Das mit der Freizeit auf Kosten der Umwelt beschäftigt mich das ganze Jahr. 58 mal wurden die Ozonwerte in der Stadt und Region Thun alleine im Monat Juli überschritten und niemand kümmert das, wir tun weiter einfach das was wir tun wollen, ohne einen Gedanken an unsere Umwelt. An der Allmendstrasse, beim Bau des gewaltigen Baus auf dem Gerberareal, werden Beton-Fertigelemente per Sattelschlepper aus Deutschland hergefahren, um einen potthässlichen Bau hinzustressen, der keinen Bezug zur industriellen Geschichte des Areals herstellt, der nicht einmal mit der Allmendstrasse kommuniziert. Hundert Meter lang, fünf Stöcke hoch, nur tote Fassade und auf ewig keine Sicht mehr auf das Stockhorn. Das Ganze wird als Stadtentwicklung verkauft. Natürlich steht Minergie auf der Fahne, das tönt gut, ist aber ökologisch totaler Schwachsinn, wenn aus reinem Profitstreben die Isolationen und die Betonelemente aus Deutschland, Polen oder Moldavien mit treibstoffverbrennenden Motoren über tausende von Kilometern hergekarrt werden.  Nieder mit den Alpen, freie Sicht aufs Mittelmeer!  „Aschi, di Cervelat wär nache!“  MC ANLIKER für das Thuner Tagblatt, 3. August 2013.

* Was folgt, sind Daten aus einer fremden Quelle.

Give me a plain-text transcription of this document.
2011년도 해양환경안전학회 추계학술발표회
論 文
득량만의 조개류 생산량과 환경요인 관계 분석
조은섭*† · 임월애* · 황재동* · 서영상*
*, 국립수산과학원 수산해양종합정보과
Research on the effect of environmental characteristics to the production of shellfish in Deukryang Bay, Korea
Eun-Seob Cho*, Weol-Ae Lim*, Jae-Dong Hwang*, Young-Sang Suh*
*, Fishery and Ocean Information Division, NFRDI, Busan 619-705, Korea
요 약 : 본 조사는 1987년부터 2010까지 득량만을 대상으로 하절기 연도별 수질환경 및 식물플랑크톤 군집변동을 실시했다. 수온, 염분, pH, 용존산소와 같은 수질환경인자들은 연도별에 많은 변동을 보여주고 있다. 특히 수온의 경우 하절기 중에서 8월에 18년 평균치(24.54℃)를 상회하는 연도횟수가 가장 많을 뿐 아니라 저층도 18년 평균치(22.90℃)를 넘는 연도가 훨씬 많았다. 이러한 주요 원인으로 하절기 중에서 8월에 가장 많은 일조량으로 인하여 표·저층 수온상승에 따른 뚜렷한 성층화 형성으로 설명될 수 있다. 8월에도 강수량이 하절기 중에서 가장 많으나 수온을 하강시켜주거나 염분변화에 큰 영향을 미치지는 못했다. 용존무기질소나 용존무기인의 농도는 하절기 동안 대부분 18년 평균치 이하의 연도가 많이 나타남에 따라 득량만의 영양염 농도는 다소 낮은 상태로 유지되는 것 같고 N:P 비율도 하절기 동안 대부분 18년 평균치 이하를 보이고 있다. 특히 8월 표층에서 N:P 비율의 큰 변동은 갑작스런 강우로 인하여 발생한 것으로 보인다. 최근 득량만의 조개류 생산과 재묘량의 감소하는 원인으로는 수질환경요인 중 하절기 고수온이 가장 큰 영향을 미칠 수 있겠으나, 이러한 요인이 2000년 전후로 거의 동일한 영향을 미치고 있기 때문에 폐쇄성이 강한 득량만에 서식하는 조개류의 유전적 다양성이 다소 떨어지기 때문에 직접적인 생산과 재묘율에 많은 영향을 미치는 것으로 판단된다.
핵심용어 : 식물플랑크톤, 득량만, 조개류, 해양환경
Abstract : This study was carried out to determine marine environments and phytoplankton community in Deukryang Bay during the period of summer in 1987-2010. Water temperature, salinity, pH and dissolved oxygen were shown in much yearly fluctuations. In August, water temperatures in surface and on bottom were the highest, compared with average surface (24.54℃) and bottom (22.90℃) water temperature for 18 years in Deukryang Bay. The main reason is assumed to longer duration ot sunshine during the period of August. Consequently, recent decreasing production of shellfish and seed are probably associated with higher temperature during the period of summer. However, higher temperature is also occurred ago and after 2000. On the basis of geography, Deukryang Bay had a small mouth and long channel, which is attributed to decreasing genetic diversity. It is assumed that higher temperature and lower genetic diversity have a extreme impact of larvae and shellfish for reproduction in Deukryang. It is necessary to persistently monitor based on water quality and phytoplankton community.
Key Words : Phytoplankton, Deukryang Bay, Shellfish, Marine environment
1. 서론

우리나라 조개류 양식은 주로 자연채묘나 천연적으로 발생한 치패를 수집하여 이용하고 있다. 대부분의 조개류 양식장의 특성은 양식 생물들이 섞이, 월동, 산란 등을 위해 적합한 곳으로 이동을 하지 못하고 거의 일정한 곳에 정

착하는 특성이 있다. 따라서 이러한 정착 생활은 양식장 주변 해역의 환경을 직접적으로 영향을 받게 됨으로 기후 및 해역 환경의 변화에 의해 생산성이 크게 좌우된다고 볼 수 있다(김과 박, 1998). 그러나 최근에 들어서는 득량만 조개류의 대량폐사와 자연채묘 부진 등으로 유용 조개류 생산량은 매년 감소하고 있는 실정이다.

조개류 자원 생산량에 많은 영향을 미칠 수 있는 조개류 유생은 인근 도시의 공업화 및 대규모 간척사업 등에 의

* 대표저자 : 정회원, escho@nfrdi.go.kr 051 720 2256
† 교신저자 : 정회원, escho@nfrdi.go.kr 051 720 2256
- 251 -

Ja, so ist das mit der Geschichte… Fluss-Grill und Steakhaus Gärbere sind nicht mehr, der potthässliche Bau bei uns an der Allmendstrasse steht öde und halb leer und das Stockhorn ist

wirklich aus dem Sichtfeld unseres Clubs verschwunden. Darum liebe Leser/innen, um so mehr:  „Never give up! Keep on Rockin!“ oder wie es die alte Dame aus Sigriswil schrieb: „Hold the Line MC!“ Unser April-Programm ist ein schönes: http://mokka.ch/ und wo unser Haus wohnt, wisst ihr alle!

MIT LIEBEN GRÜSSEN AUS DEM BERNER OBERLAND, EUER MC ANLIKER, DER MIT DEM LANGEN ATEM!